High fidelity PCR perfomed on the 12/07/16 did not give expected results. Thus high fidelity colony PCR is performed again on bacteria transformed with pPS16_007 following this protocol. 1151_pheoR and 1152_pheoF primers were used. Annealing temperature was 60°C. After amplification, 1 µL of loading dye was added to 5µL of each PCR products. Then 5 µL of this mix were put on gel. PCR products were migrated 30min at 100V.
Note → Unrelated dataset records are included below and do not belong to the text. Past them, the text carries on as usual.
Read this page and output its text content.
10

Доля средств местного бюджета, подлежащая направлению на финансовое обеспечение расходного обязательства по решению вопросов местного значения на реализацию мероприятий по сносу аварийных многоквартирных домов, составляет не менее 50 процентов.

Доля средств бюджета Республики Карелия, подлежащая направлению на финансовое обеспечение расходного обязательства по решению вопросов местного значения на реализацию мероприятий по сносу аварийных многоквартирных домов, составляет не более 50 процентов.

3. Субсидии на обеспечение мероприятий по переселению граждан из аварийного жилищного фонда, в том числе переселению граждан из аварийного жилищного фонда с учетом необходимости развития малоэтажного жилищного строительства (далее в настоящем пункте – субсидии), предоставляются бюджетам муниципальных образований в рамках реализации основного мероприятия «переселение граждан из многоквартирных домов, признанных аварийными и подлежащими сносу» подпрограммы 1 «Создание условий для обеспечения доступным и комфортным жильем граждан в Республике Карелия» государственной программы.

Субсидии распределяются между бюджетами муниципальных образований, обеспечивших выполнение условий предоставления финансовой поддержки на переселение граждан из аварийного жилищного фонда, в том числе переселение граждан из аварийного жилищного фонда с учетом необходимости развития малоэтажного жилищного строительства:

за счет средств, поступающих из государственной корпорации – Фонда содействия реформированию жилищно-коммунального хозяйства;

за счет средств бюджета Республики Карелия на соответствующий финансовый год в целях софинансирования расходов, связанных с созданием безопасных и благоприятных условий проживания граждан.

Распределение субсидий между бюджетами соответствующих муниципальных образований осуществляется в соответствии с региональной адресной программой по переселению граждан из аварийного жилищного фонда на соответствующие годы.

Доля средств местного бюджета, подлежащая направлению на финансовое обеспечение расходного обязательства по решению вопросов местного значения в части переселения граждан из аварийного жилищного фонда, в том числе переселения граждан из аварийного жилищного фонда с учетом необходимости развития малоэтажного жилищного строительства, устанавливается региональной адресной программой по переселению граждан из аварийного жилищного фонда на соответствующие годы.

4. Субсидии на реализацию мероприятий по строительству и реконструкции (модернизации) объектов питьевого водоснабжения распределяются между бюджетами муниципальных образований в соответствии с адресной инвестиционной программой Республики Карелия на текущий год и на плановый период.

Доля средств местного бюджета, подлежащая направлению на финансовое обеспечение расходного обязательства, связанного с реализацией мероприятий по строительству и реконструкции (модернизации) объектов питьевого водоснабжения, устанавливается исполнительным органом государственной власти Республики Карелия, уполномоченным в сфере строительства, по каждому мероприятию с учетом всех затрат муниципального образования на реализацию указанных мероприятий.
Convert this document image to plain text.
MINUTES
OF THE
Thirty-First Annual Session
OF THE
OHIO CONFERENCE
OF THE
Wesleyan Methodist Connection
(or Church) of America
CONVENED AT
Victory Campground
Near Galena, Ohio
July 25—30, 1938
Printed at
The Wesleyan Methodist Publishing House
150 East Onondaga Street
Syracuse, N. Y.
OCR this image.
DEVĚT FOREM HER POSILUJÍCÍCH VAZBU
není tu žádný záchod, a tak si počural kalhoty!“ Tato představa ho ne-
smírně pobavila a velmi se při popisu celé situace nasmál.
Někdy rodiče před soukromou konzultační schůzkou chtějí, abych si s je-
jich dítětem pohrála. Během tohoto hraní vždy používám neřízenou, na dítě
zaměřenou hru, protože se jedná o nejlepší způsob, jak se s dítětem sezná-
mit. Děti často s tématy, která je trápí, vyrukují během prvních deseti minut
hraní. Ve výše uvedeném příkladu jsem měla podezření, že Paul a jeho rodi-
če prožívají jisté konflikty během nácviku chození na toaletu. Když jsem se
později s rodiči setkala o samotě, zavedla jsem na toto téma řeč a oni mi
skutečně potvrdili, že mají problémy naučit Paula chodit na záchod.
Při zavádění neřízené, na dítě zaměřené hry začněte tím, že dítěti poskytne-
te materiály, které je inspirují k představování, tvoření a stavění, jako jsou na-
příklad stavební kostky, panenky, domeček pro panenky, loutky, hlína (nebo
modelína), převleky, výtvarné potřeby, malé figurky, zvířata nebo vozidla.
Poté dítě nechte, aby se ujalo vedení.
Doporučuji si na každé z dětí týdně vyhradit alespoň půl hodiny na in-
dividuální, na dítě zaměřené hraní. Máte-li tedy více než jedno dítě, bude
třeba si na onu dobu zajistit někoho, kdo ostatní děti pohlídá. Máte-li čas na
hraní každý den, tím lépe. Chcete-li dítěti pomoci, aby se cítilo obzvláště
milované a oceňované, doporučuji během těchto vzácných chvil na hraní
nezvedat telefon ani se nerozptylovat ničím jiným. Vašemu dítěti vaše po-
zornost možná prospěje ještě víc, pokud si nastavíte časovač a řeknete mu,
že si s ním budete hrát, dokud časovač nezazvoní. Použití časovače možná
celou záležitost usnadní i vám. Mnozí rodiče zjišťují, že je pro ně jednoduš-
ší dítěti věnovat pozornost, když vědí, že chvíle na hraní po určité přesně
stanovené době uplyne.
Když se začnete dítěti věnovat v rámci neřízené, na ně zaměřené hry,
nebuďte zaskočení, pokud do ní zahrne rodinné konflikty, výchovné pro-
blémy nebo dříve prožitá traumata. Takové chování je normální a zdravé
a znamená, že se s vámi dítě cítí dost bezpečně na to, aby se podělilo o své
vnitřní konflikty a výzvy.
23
PCR products expected were :

Plasmids Band size (bp)
pPS16_007 763

No PCR products were observed.

Colony screening PCR on bacteria transformed with pPS16_004

By Alice and Caroline

Clones of bacteria transformed with pPS16_004 selected on the 11/07/16 did not grow on petri dishes. That why we performed again colony screening PCR on these bacteria. After transformation, only white bacteria were selected (blue/white screen). PCR with DreamTaq Polymerase was performed following this protocol. Clones selected for PCR were kept on LB+Amp+XGal(2µLXGal/1000µLH2O)+IPTG(2µLIPTG/1000µLH2O). Two primers (1151_pheoR and 1152_pheoF) were used. Annealing temperature was 53°C. After amplification, 5 µL of each PCR products and 10 µL of DNA ladder were placed on gel and migrated at 100v during 30 min.

PCR products expected were:

Plasmids Band size (bp)
pPS16_004 865

No PCR products were observed, despite the experiment was performed twice.